Thank you, this is the second time someone has suggested learning to drive one handed and its advice I’m going to take. I can clearly see the value now. I am still learning about contact with my horse, had another revelation yesterday about my level of contact.
When we first set out learning to drive, my horse was coming out of a bad riding history and one of his major vices was napping. He also had an extremely light mouth. Forgiving, but light. In our early work he essentially trained me to to drive with consistent but featherweight contact. In our very early work this was ok because we weren’t doing much, and mostly in straight lines and huge ovals.
Since moving on to a nimble 4wheeler, and graduating to driving figures, etc. as the patterns became more complex and turns smaller, I started loosing my horse in the corners.
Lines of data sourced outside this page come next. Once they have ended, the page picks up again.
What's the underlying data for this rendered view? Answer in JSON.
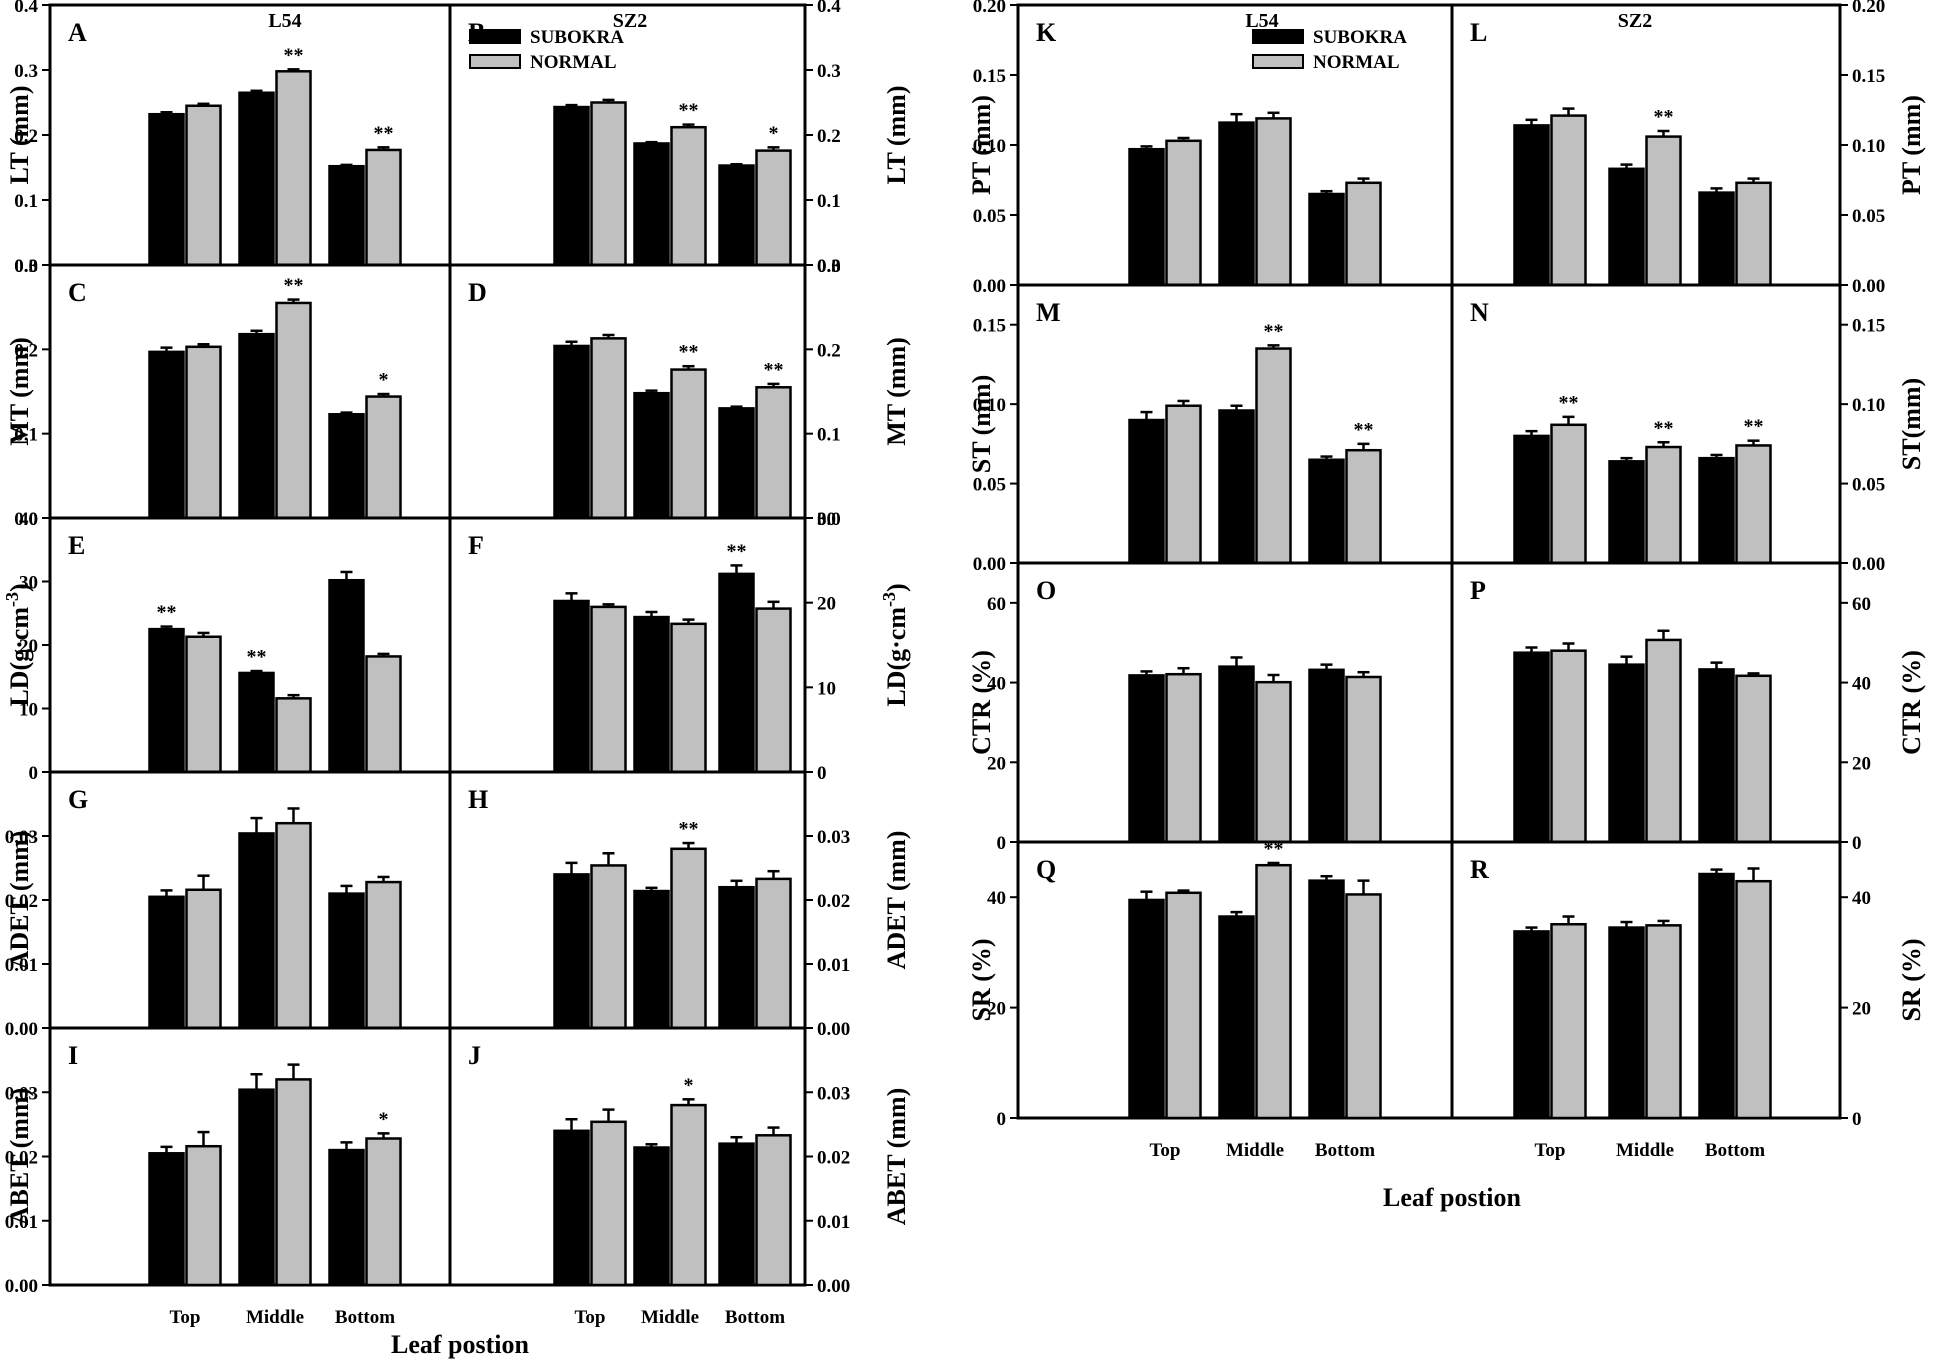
{
  "figure": {
    "left_column": {
      "xlabel": "Leaf postion",
      "categories": [
        "Top",
        "Middle",
        "Bottom"
      ]
    },
    "right_column": {
      "xlabel": "Leaf postion",
      "categories": [
        "Top",
        "Middle",
        "Bottom"
      ]
    }
  },
  "legend": {
    "subokra": "SUBOKRA",
    "normal": "NORMAL"
  },
  "colors": {
    "subokra": "#000000",
    "normal": "#c0c0c0"
  },
  "chart_data": [
    {
      "id": "A",
      "label": "A",
      "type": "bar",
      "title": "L54",
      "ylabel": "LT (mm)",
      "ylim": [
        0,
        0.4
      ],
      "yticks": [
        "0.0",
        "0.1",
        "0.2",
        "0.3",
        "0.4"
      ],
      "tick_side": "left",
      "label_side": "left",
      "categories": [
        "Top",
        "Middle",
        "Bottom"
      ],
      "series": [
        {
          "name": "SUBOKRA",
          "values": [
            0.232,
            0.265,
            0.152
          ],
          "errors": [
            0.003,
            0.003,
            0.002
          ]
        },
        {
          "name": "NORMAL",
          "values": [
            0.245,
            0.298,
            0.177
          ],
          "errors": [
            0.003,
            0.003,
            0.004
          ]
        }
      ],
      "annotations": [
        "",
        "**",
        "**"
      ]
    },
    {
      "id": "B",
      "label": "B",
      "type": "bar",
      "title": "SZ2",
      "ylabel": "LT (mm)",
      "ylim": [
        0,
        0.4
      ],
      "yticks": [
        "0.0",
        "0.1",
        "0.2",
        "0.3",
        "0.4"
      ],
      "tick_side": "right",
      "label_side": "right",
      "categories": [
        "Top",
        "Middle",
        "Bottom"
      ],
      "series": [
        {
          "name": "SUBOKRA",
          "values": [
            0.243,
            0.187,
            0.153
          ],
          "errors": [
            0.003,
            0.002,
            0.002
          ]
        },
        {
          "name": "NORMAL",
          "values": [
            0.25,
            0.212,
            0.176
          ],
          "errors": [
            0.004,
            0.004,
            0.005
          ]
        }
      ],
      "annotations": [
        "",
        "**",
        "*"
      ],
      "legend": "top-left"
    },
    {
      "id": "C",
      "label": "C",
      "type": "bar",
      "ylabel": "MT (mm)",
      "ylim": [
        0,
        0.3
      ],
      "yticks": [
        "0.0",
        "0.1",
        "0.2",
        "0.3"
      ],
      "tick_side": "left",
      "label_side": "left",
      "categories": [
        "Top",
        "Middle",
        "Bottom"
      ],
      "series": [
        {
          "name": "SUBOKRA",
          "values": [
            0.197,
            0.218,
            0.123
          ],
          "errors": [
            0.005,
            0.004,
            0.002
          ]
        },
        {
          "name": "NORMAL",
          "values": [
            0.203,
            0.255,
            0.144
          ],
          "errors": [
            0.003,
            0.004,
            0.003
          ]
        }
      ],
      "annotations": [
        "",
        "**",
        "*"
      ]
    },
    {
      "id": "D",
      "label": "D",
      "type": "bar",
      "ylabel": "MT (mm)",
      "ylim": [
        0,
        0.3
      ],
      "yticks": [
        "0.0",
        "0.1",
        "0.2",
        "0.3"
      ],
      "tick_side": "right",
      "label_side": "right",
      "categories": [
        "Top",
        "Middle",
        "Bottom"
      ],
      "series": [
        {
          "name": "SUBOKRA",
          "values": [
            0.204,
            0.148,
            0.13
          ],
          "errors": [
            0.005,
            0.003,
            0.002
          ]
        },
        {
          "name": "NORMAL",
          "values": [
            0.213,
            0.176,
            0.155
          ],
          "errors": [
            0.004,
            0.004,
            0.004
          ]
        }
      ],
      "annotations": [
        "",
        "**",
        "**"
      ]
    },
    {
      "id": "E",
      "label": "E",
      "type": "bar",
      "ylabel": "LD(g·cm",
      "ylabel_sup": "-3",
      "ylabel_tail": ")",
      "ylim": [
        0,
        40
      ],
      "yticks": [
        "0",
        "10",
        "20",
        "30",
        "40"
      ],
      "tick_side": "left",
      "label_side": "left",
      "categories": [
        "Top",
        "Middle",
        "Bottom"
      ],
      "series": [
        {
          "name": "SUBOKRA",
          "values": [
            22.5,
            15.6,
            30.2
          ],
          "errors": [
            0.4,
            0.3,
            1.3
          ]
        },
        {
          "name": "NORMAL",
          "values": [
            21.3,
            11.6,
            18.2
          ],
          "errors": [
            0.6,
            0.5,
            0.4
          ]
        }
      ],
      "annotations": [
        "**",
        "**",
        ""
      ],
      "annotation_series": 0
    },
    {
      "id": "F",
      "label": "F",
      "type": "bar",
      "ylabel": "LD(g·cm",
      "ylabel_sup": "-3",
      "ylabel_tail": ")",
      "ylim": [
        0,
        30
      ],
      "yticks": [
        "0",
        "10",
        "20",
        "30"
      ],
      "tick_side": "right",
      "label_side": "right",
      "categories": [
        "Top",
        "Middle",
        "Bottom"
      ],
      "series": [
        {
          "name": "SUBOKRA",
          "values": [
            20.2,
            18.3,
            23.4
          ],
          "errors": [
            0.9,
            0.6,
            1.0
          ]
        },
        {
          "name": "NORMAL",
          "values": [
            19.5,
            17.5,
            19.3
          ],
          "errors": [
            0.3,
            0.5,
            0.8
          ]
        }
      ],
      "annotations": [
        "",
        "",
        "**"
      ],
      "annotation_series": 0
    },
    {
      "id": "G",
      "label": "G",
      "type": "bar",
      "ylabel": "ADET (mm)",
      "ylim": [
        0,
        0.04
      ],
      "yticks": [
        "0.00",
        "0.01",
        "0.02",
        "0.03"
      ],
      "tick_side": "left",
      "label_side": "left",
      "categories": [
        "Top",
        "Middle",
        "Bottom"
      ],
      "series": [
        {
          "name": "SUBOKRA",
          "values": [
            0.0205,
            0.0304,
            0.021
          ],
          "errors": [
            0.001,
            0.0024,
            0.0012
          ]
        },
        {
          "name": "NORMAL",
          "values": [
            0.0216,
            0.032,
            0.0228
          ],
          "errors": [
            0.0022,
            0.0023,
            0.0008
          ]
        }
      ],
      "annotations": [
        "",
        "",
        ""
      ]
    },
    {
      "id": "H",
      "label": "H",
      "type": "bar",
      "ylabel": "ADET (mm)",
      "ylim": [
        0,
        0.04
      ],
      "yticks": [
        "0.00",
        "0.01",
        "0.02",
        "0.03"
      ],
      "tick_side": "right",
      "label_side": "right",
      "categories": [
        "Top",
        "Middle",
        "Bottom"
      ],
      "series": [
        {
          "name": "SUBOKRA",
          "values": [
            0.024,
            0.0214,
            0.022
          ],
          "errors": [
            0.0018,
            0.0005,
            0.001
          ]
        },
        {
          "name": "NORMAL",
          "values": [
            0.0254,
            0.028,
            0.0233
          ],
          "errors": [
            0.0019,
            0.0009,
            0.0012
          ]
        }
      ],
      "annotations": [
        "",
        "**",
        ""
      ]
    },
    {
      "id": "I",
      "label": "I",
      "type": "bar",
      "ylabel": "ABET (mm)",
      "ylim": [
        0,
        0.04
      ],
      "yticks": [
        "0.00",
        "0.01",
        "0.02",
        "0.03"
      ],
      "tick_side": "left",
      "label_side": "left",
      "categories": [
        "Top",
        "Middle",
        "Bottom"
      ],
      "series": [
        {
          "name": "SUBOKRA",
          "values": [
            0.0205,
            0.0304,
            0.021
          ],
          "errors": [
            0.001,
            0.0024,
            0.0012
          ]
        },
        {
          "name": "NORMAL",
          "values": [
            0.0216,
            0.032,
            0.0228
          ],
          "errors": [
            0.0022,
            0.0023,
            0.0008
          ]
        }
      ],
      "annotations": [
        "",
        "",
        "*"
      ],
      "x_tick_labels": true
    },
    {
      "id": "J",
      "label": "J",
      "type": "bar",
      "ylabel": "ABET (mm)",
      "ylim": [
        0,
        0.04
      ],
      "yticks": [
        "0.00",
        "0.01",
        "0.02",
        "0.03"
      ],
      "tick_side": "right",
      "label_side": "right",
      "categories": [
        "Top",
        "Middle",
        "Bottom"
      ],
      "series": [
        {
          "name": "SUBOKRA",
          "values": [
            0.024,
            0.0214,
            0.022
          ],
          "errors": [
            0.0018,
            0.0005,
            0.001
          ]
        },
        {
          "name": "NORMAL",
          "values": [
            0.0254,
            0.028,
            0.0233
          ],
          "errors": [
            0.0019,
            0.0009,
            0.0012
          ]
        }
      ],
      "annotations": [
        "",
        "*",
        ""
      ],
      "x_tick_labels": true
    },
    {
      "id": "K",
      "label": "K",
      "type": "bar",
      "title": "L54",
      "ylabel": "PT (mm)",
      "ylim": [
        0,
        0.2
      ],
      "yticks": [
        "0.00",
        "0.05",
        "0.10",
        "0.15",
        "0.20"
      ],
      "tick_side": "left",
      "label_side": "left",
      "categories": [
        "Top",
        "Middle",
        "Bottom"
      ],
      "series": [
        {
          "name": "SUBOKRA",
          "values": [
            0.097,
            0.116,
            0.065
          ],
          "errors": [
            0.002,
            0.006,
            0.002
          ]
        },
        {
          "name": "NORMAL",
          "values": [
            0.103,
            0.119,
            0.073
          ],
          "errors": [
            0.002,
            0.004,
            0.003
          ]
        }
      ],
      "annotations": [
        "",
        "",
        ""
      ],
      "legend": "top-right"
    },
    {
      "id": "L",
      "label": "L",
      "type": "bar",
      "title": "SZ2",
      "ylabel": "PT (mm)",
      "ylim": [
        0,
        0.2
      ],
      "yticks": [
        "0.00",
        "0.05",
        "0.10",
        "0.15",
        "0.20"
      ],
      "tick_side": "right",
      "label_side": "right",
      "categories": [
        "Top",
        "Middle",
        "Bottom"
      ],
      "series": [
        {
          "name": "SUBOKRA",
          "values": [
            0.114,
            0.083,
            0.066
          ],
          "errors": [
            0.004,
            0.003,
            0.003
          ]
        },
        {
          "name": "NORMAL",
          "values": [
            0.121,
            0.106,
            0.073
          ],
          "errors": [
            0.005,
            0.004,
            0.003
          ]
        }
      ],
      "annotations": [
        "",
        "**",
        ""
      ]
    },
    {
      "id": "M",
      "label": "M",
      "type": "bar",
      "ylabel": "ST (mm)",
      "ylim": [
        0,
        0.175
      ],
      "yticks": [
        "0.00",
        "0.05",
        "0.10",
        "0.15"
      ],
      "tick_side": "left",
      "label_side": "left",
      "categories": [
        "Top",
        "Middle",
        "Bottom"
      ],
      "series": [
        {
          "name": "SUBOKRA",
          "values": [
            0.09,
            0.096,
            0.065
          ],
          "errors": [
            0.005,
            0.003,
            0.002
          ]
        },
        {
          "name": "NORMAL",
          "values": [
            0.099,
            0.135,
            0.071
          ],
          "errors": [
            0.003,
            0.002,
            0.004
          ]
        }
      ],
      "annotations": [
        "",
        "**",
        "**"
      ]
    },
    {
      "id": "N",
      "label": "N",
      "type": "bar",
      "ylabel": "ST(mm)",
      "ylim": [
        0,
        0.175
      ],
      "yticks": [
        "0.00",
        "0.05",
        "0.10",
        "0.15"
      ],
      "tick_side": "right",
      "label_side": "right",
      "categories": [
        "Top",
        "Middle",
        "Bottom"
      ],
      "series": [
        {
          "name": "SUBOKRA",
          "values": [
            0.08,
            0.064,
            0.066
          ],
          "errors": [
            0.003,
            0.002,
            0.002
          ]
        },
        {
          "name": "NORMAL",
          "values": [
            0.087,
            0.073,
            0.074
          ],
          "errors": [
            0.005,
            0.003,
            0.003
          ]
        }
      ],
      "annotations": [
        "**",
        "**",
        "**"
      ]
    },
    {
      "id": "O",
      "label": "O",
      "type": "bar",
      "ylabel": "CTR (%)",
      "ylim": [
        0,
        70
      ],
      "yticks": [
        "0",
        "20",
        "40",
        "60"
      ],
      "tick_side": "left",
      "label_side": "left",
      "categories": [
        "Top",
        "Middle",
        "Bottom"
      ],
      "series": [
        {
          "name": "SUBOKRA",
          "values": [
            41.8,
            44.0,
            43.2
          ],
          "errors": [
            1.0,
            2.3,
            1.3
          ]
        },
        {
          "name": "NORMAL",
          "values": [
            42.1,
            40.1,
            41.4
          ],
          "errors": [
            1.5,
            1.8,
            1.2
          ]
        }
      ],
      "annotations": [
        "",
        "",
        ""
      ]
    },
    {
      "id": "P",
      "label": "P",
      "type": "bar",
      "ylabel": "CTR (%)",
      "ylim": [
        0,
        70
      ],
      "yticks": [
        "0",
        "20",
        "40",
        "60"
      ],
      "tick_side": "right",
      "label_side": "right",
      "categories": [
        "Top",
        "Middle",
        "Bottom"
      ],
      "series": [
        {
          "name": "SUBOKRA",
          "values": [
            47.5,
            44.5,
            43.3
          ],
          "errors": [
            1.3,
            2.0,
            1.7
          ]
        },
        {
          "name": "NORMAL",
          "values": [
            48.0,
            50.7,
            41.7
          ],
          "errors": [
            1.8,
            2.3,
            0.6
          ]
        }
      ],
      "annotations": [
        "",
        "",
        ""
      ]
    },
    {
      "id": "Q",
      "label": "Q",
      "type": "bar",
      "ylabel": "SR (%)",
      "ylim": [
        0,
        50
      ],
      "yticks": [
        "0",
        "20",
        "40"
      ],
      "tick_side": "left",
      "label_side": "left",
      "categories": [
        "Top",
        "Middle",
        "Bottom"
      ],
      "series": [
        {
          "name": "SUBOKRA",
          "values": [
            39.5,
            36.5,
            43.0
          ],
          "errors": [
            1.5,
            0.8,
            0.8
          ]
        },
        {
          "name": "NORMAL",
          "values": [
            40.8,
            45.8,
            40.5
          ],
          "errors": [
            0.4,
            0.4,
            2.5
          ]
        }
      ],
      "annotations": [
        "",
        "**",
        ""
      ],
      "x_tick_labels": true
    },
    {
      "id": "R",
      "label": "R",
      "type": "bar",
      "ylabel": "SR (%)",
      "ylim": [
        0,
        50
      ],
      "yticks": [
        "0",
        "20",
        "40"
      ],
      "tick_side": "right",
      "label_side": "right",
      "categories": [
        "Top",
        "Middle",
        "Bottom"
      ],
      "series": [
        {
          "name": "SUBOKRA",
          "values": [
            33.8,
            34.5,
            44.2
          ],
          "errors": [
            0.7,
            1.0,
            0.8
          ]
        },
        {
          "name": "NORMAL",
          "values": [
            35.1,
            34.9,
            42.9
          ],
          "errors": [
            1.4,
            0.8,
            2.3
          ]
        }
      ],
      "annotations": [
        "",
        "",
        ""
      ],
      "x_tick_labels": true
    }
  ]
}
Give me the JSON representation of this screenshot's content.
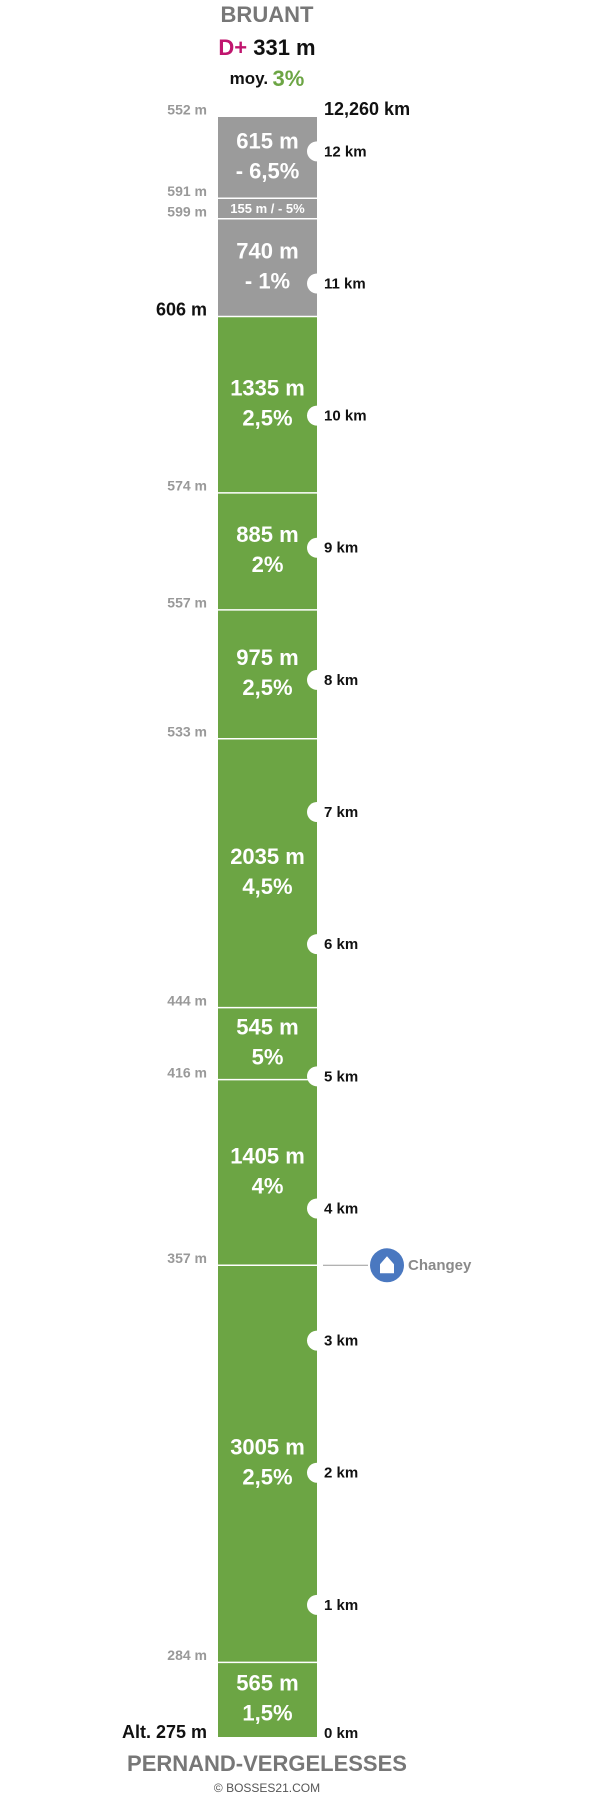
{
  "header": {
    "title": "BRUANT",
    "gain_label": "D+",
    "gain": "331 m",
    "average_label": "moy.",
    "average": "3%"
  },
  "summit_distance": "12,260 km",
  "segments": [
    {
      "length": "615 m",
      "grade": "- 6,5%",
      "color": "#9b9b9b"
    },
    {
      "label": "155 m / - 5%",
      "color": "#9b9b9b"
    },
    {
      "length": "740 m",
      "grade": "- 1%",
      "color": "#9b9b9b"
    },
    {
      "length": "1335 m",
      "grade": "2,5%",
      "color": "#6ca544"
    },
    {
      "length": "885 m",
      "grade": "2%",
      "color": "#6ca544"
    },
    {
      "length": "975 m",
      "grade": "2,5%",
      "color": "#6ca544"
    },
    {
      "length": "2035 m",
      "grade": "4,5%",
      "color": "#6ca544"
    },
    {
      "length": "545 m",
      "grade": "5%",
      "color": "#6ca544"
    },
    {
      "length": "1405 m",
      "grade": "4%",
      "color": "#6ca544"
    },
    {
      "length": "3005 m",
      "grade": "2,5%",
      "color": "#6ca544"
    },
    {
      "length": "565 m",
      "grade": "1,5%",
      "color": "#6ca544"
    }
  ],
  "altitudes": [
    {
      "label": "552 m"
    },
    {
      "label": "591 m"
    },
    {
      "label": "599 m"
    },
    {
      "label": "606 m",
      "style": "bold"
    },
    {
      "label": "574 m"
    },
    {
      "label": "557 m"
    },
    {
      "label": "533 m"
    },
    {
      "label": "444 m"
    },
    {
      "label": "416 m"
    },
    {
      "label": "357 m"
    },
    {
      "label": "284 m"
    },
    {
      "label": "Alt. 275 m",
      "style": "bold"
    }
  ],
  "km_markers": [
    "12 km",
    "11 km",
    "10 km",
    "9 km",
    "8 km",
    "7 km",
    "6 km",
    "5 km",
    "4 km",
    "3 km",
    "2 km",
    "1 km",
    "0 km"
  ],
  "village": {
    "name": "Changey",
    "altitude_index": 9
  },
  "footer": {
    "start": "PERNAND-VERGELESSES",
    "credit": "© BOSSES21.COM"
  }
}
This has been frustrating for us both for the last few weeks.
The last couple of drives, and especially yesterday, I’ve been taking a bit of a firmer contact, which my horse has been relaxing into finally (not something he would have done 6 months ago, he would have taken the excuse to balk repeatedly). He’s finally becoming consistently responsive to my voice to go on, and the firmer contact is helping me realize that I had been throwing away my outside rein in turns!
Horse may be doing the tail thing BECAUSE you are using the whip AND throwing one side rein away.
Its amazing how right you are and how you picked up on something that I’d been struggling with and didn’t even realize it.
Have you been able to get any driving lessons with a trainer? Sounds like you may need some outside eyes to critque your form, catch problems you may not be aware of doing. It is HARD to do things on your own, so a few lessons now and again will catch us with incorrect posture, form or actions in driving. That rein release is a FRACTION of time, but horse sure feels it when you use the whip! Could be some other stuff happening as well, combination of little things, that affect the whole picture.
I have taken lessons on other people’s trained horses. I’ve had driving friends come help me, but nothing as advanced as contact and how to drive turns, etc. I’m now looking for a trainer that will come out to where I board since I don’t have a truck or trailer. I’ve gotten a few leads so hope to make some contacts soon.
I am guessing here, but have had the rein release demo’d many times with beginner drivers, drivers from breed showing using the two-handed method and carry the whip with the rein. Changing the rein hold to a one-hand method helps, whip only in other hand, even if it takes a while to get comfortable with using daily. Perhaps using the tail holder for awhile, as you modify the other stuff, will help break the habit as horse is not so frustrated.
Thank you so much. I’m going to start experimenting with a one handed rein hold on each drive and slowly work towards becoming comfortable with it.
I can’t thank you enough, I had no idea how related all these issues were and you saw right to the heart of it all. I can’t thank you enough!